2. Wholesale Funding
Hard money loans are used for wholesale flips since they may be secured rapidly. Wholesale funding is advantageous since it can be used instead of contract assignments and does not reveal your financial spread to the buyer or seller.
3. Renovate and Rent
This is somehow similar to fix and flip, but instead, the borrower renovates the property and rents it out after finishing the project. Acquisitions like these are funded similarly to property flippers but are anticipated to be refinanced for a medium to long term once the project is completed. Its goal is to maximize the property’s worth.
Hard Money vs. Soft Money
Hard money could come in different forms. In terms of economic context, hard cash could be in the form of coins. On the contrary, soft money is in the form of paper currency.
- A hard money loan is described as a real-estate-based loan arrangement where borrowers can get a quick fund depending on the value of their collateral, which is the property in the case of a hard money loan.
- A soft money loan is ALSO an asset-based type of money loan but offers a much lower interest rate than that of a hard money loan.

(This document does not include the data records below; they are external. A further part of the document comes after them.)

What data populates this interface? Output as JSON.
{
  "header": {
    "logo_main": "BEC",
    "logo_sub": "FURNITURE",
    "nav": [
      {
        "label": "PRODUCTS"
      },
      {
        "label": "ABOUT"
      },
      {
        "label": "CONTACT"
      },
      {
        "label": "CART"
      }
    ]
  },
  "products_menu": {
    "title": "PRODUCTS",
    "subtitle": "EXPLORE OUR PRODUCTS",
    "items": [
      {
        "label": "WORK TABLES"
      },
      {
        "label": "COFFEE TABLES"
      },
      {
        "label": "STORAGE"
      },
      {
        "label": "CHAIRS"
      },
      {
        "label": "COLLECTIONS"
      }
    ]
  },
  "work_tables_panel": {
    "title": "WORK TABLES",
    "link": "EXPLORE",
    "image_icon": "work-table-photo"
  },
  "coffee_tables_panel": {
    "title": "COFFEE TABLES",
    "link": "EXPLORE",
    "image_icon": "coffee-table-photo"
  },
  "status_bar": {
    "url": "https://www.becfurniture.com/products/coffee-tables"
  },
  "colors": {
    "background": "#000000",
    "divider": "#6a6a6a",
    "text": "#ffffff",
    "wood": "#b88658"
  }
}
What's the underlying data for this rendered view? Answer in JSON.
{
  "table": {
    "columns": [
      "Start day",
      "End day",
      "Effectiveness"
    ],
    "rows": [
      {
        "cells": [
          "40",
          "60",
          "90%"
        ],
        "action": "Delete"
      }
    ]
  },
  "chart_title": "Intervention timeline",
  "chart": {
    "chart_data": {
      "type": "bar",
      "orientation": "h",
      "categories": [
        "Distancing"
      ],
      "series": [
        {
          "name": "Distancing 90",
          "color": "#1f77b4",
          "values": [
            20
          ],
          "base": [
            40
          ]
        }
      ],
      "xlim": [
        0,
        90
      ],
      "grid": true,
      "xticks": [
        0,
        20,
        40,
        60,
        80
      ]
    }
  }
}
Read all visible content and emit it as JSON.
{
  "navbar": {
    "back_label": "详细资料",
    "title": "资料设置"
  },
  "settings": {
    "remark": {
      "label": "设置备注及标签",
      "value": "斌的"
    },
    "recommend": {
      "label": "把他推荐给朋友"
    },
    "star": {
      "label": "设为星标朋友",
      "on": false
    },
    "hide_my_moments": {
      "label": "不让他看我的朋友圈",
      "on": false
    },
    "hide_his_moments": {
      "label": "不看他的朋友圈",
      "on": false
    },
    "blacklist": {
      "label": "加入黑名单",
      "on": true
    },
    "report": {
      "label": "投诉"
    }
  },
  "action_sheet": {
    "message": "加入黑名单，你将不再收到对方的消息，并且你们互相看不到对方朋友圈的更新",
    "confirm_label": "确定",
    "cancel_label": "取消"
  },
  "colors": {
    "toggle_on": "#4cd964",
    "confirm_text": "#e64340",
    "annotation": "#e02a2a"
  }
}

This type of loan is a much quicker way to acquire than the other one.
On an end note, before getting a hard money loan, it is imperative to weigh down the pros and the risks of this type of loan. Although there are numerous pros of hard money loans, their cons should not be brushed off. Getting a hard money loan is much riskier than the typical money loans that people get from the banks, so getting a hard money loan should be the last resort unless it’s crucial.